Many penetration testers have a degree in an IT-specific subject, such as computer science, systems engineering, information systems, network engineering, or electrical engineering. New graduates don’t normally find work as ethical hackers, however, straight out of college. Of late, a few companies have begun inducting graduate trainees.
In most cases, a candidate is required to have a few years of relevant work experience. Some organizations also view professional certifications as validation of industry-specific skills, knowledge and experience.
There are several vendor-neutral as well as vendor-specific credentials available today. What you choose to pursue will depend on education, experience, area of specialization, professional goals, and employer requirements. Some popular certifications include:
Certified Ethical Hacker (CEH)
The vendor-neutral CEH credential from the EC Council validates knowledge of ethical hacking. To become a Certified Ethical Hacker, a candidate needs to pass a 125-question, 4-hour, multiple-choice exam.
Though some job adverts specify the CEH certification, it may not be suitable for those looking for in-depth hands-on training. This credential doesn’t emphasize practical training as much as some others do.
The GPEN certification is offered by the SANS Institute. This credential demonstrates hands-on expertise in information security. There are a number of exam prep options, including courses from SANS Institute, which have a comprehensive practical component.

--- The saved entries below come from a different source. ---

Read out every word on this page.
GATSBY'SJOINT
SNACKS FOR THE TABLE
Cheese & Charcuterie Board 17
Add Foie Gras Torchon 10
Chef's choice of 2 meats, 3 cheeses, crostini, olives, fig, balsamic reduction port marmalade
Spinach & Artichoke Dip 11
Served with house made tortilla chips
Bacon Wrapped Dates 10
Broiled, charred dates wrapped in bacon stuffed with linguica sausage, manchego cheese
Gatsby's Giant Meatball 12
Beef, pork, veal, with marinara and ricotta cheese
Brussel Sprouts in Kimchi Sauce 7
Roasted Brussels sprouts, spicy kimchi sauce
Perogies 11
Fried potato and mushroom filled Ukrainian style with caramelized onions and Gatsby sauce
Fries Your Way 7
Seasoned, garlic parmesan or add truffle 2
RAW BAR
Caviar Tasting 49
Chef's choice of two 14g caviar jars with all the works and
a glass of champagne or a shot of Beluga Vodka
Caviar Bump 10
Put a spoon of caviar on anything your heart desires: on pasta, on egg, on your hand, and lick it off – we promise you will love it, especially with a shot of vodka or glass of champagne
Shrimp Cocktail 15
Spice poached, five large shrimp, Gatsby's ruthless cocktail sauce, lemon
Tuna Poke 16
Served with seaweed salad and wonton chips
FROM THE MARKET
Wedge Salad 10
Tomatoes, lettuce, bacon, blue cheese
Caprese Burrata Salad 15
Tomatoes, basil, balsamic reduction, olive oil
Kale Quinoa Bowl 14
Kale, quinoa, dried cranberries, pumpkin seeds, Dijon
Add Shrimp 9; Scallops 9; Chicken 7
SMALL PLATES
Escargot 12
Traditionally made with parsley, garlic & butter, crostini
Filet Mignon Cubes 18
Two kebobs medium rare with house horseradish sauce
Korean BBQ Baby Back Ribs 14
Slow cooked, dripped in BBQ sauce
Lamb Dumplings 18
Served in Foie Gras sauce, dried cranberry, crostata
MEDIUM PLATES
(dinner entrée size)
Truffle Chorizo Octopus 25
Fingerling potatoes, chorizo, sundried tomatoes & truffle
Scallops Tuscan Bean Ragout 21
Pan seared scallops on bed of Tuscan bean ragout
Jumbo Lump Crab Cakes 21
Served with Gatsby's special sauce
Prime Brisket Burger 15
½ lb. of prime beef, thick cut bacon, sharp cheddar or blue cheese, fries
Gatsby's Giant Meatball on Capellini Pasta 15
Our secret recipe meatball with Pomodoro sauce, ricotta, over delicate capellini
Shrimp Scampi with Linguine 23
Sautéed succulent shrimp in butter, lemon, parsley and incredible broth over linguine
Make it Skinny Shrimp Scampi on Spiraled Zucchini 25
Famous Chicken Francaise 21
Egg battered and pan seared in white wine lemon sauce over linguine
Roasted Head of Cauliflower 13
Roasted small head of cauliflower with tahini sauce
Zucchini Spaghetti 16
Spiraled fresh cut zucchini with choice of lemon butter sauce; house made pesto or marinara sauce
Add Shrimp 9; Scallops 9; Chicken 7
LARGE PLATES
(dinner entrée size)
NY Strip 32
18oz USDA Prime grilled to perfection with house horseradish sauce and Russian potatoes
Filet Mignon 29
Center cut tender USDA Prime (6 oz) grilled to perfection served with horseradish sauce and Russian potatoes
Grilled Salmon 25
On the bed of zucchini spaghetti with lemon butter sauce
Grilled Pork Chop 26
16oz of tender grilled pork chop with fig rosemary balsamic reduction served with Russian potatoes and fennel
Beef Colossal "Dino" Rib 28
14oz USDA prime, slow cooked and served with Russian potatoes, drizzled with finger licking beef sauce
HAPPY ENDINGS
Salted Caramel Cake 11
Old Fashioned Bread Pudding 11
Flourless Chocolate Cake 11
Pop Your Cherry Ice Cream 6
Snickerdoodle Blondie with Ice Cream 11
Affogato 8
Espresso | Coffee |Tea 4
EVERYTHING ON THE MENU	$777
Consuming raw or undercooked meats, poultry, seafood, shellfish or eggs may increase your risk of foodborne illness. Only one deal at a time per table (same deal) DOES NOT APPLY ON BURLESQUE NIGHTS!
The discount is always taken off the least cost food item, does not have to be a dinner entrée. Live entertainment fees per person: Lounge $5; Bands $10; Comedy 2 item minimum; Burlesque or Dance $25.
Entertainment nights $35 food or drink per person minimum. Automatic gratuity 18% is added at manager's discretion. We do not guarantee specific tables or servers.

According to SANS, there are 7,964 certified GPEN analysts as of Jan. 3.
The OSCP is a vendor-specific credential from Offensive Security, the company that maintains Kali Linux. It validates the ability to identify and hack into a range of operating systems and applications. To earn this certification, candidates need to complete the Penetration Testing with Kali Linux (PwK) course and pass the 24-hour totally practical exam (no questions and answers, just hands-on demonstration of your skills).

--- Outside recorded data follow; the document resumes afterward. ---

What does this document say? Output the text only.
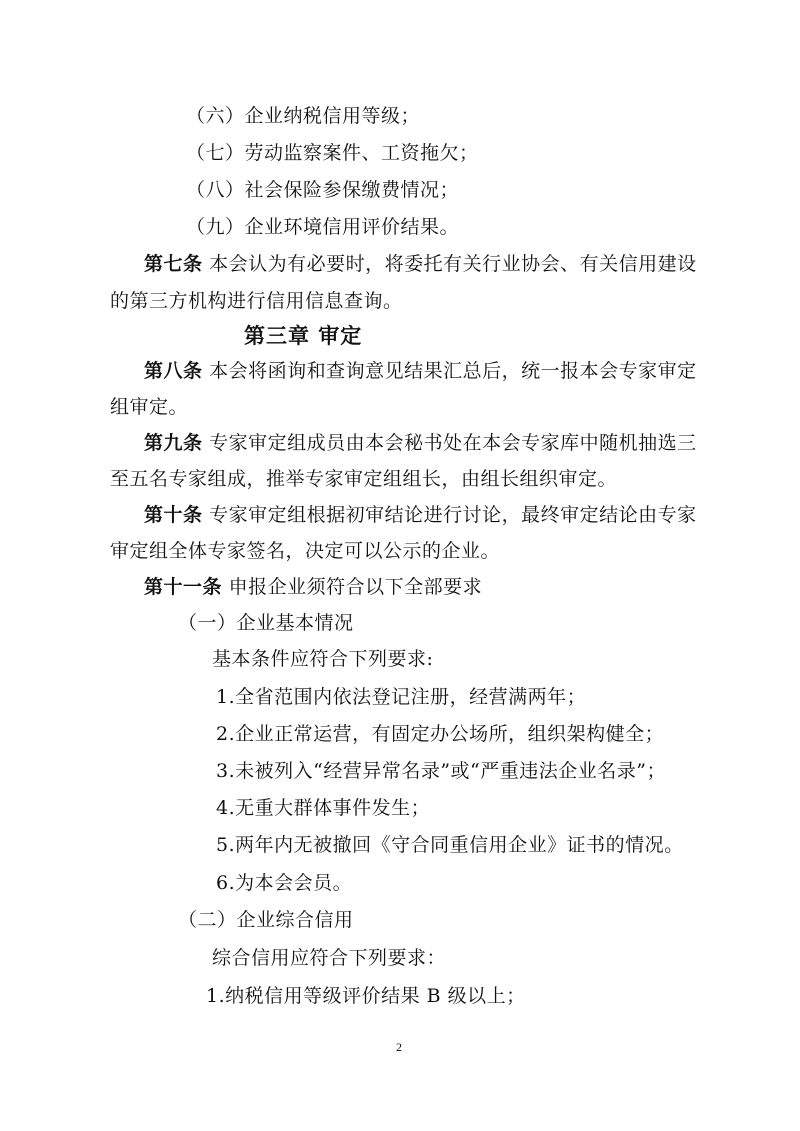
（六）企业纳税信用等级；
（七）劳动监察案件、工资拖欠；
（八）社会保险参保缴费情况；
（九）企业环境信用评价结果。
第七条 本会认为有必要时，将委托有关行业协会、有关信用建设
的第三方机构进行信用信息查询。
第三章 审定
第八条 本会将函询和查询意见结果汇总后，统一报本会专家审定
组审定。
第九条 专家审定组成员由本会秘书处在本会专家库中随机抽选三
至五名专家组成，推举专家审定组组长，由组长组织审定。
第十条 专家审定组根据初审结论进行讨论，最终审定结论由专家
审定组全体专家签名，决定可以公示的企业。
第十一条 申报企业须符合以下全部要求
（一）企业基本情况
基本条件应符合下列要求:
1.全省范围内依法登记注册，经营满两年；
2.企业正常运营，有固定办公场所，组织架构健全；
3.未被列入“经营异常名录”或“严重违法企业名录”；
4.无重大群体事件发生；
5.两年内无被撤回《守合同重信用企业》证书的情况。
6.为本会会员。
（二）企业综合信用
综合信用应符合下列要求：
1.纳税信用等级评价结果 B 级以上；
2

This certification is generally considered one of the most technical certifications available today.
Other credentials include (ISC)²’s all-purpose Certified Information Systems Security Professional (CISSP) credential, EC-Council’s Licensed Penetration Tester (LPT), GIAC Exploit Researcher and Advanced Penetration Tester (GXPN), and the newly introduced PenTester+ offered by tech industry association CompTIA.
It’s a good idea to discuss different options with your peers and seniors in the industry before deciding on a certification.
While many hackers target exposed systems, some aim at secured databases, using sophisticated methods that are not easy to detect. An adept penetration tester stays abreast of the latest developments in cyber space and keeps learning about current tools and technologies in order to stay ahead of attackers and stop them in their tracks.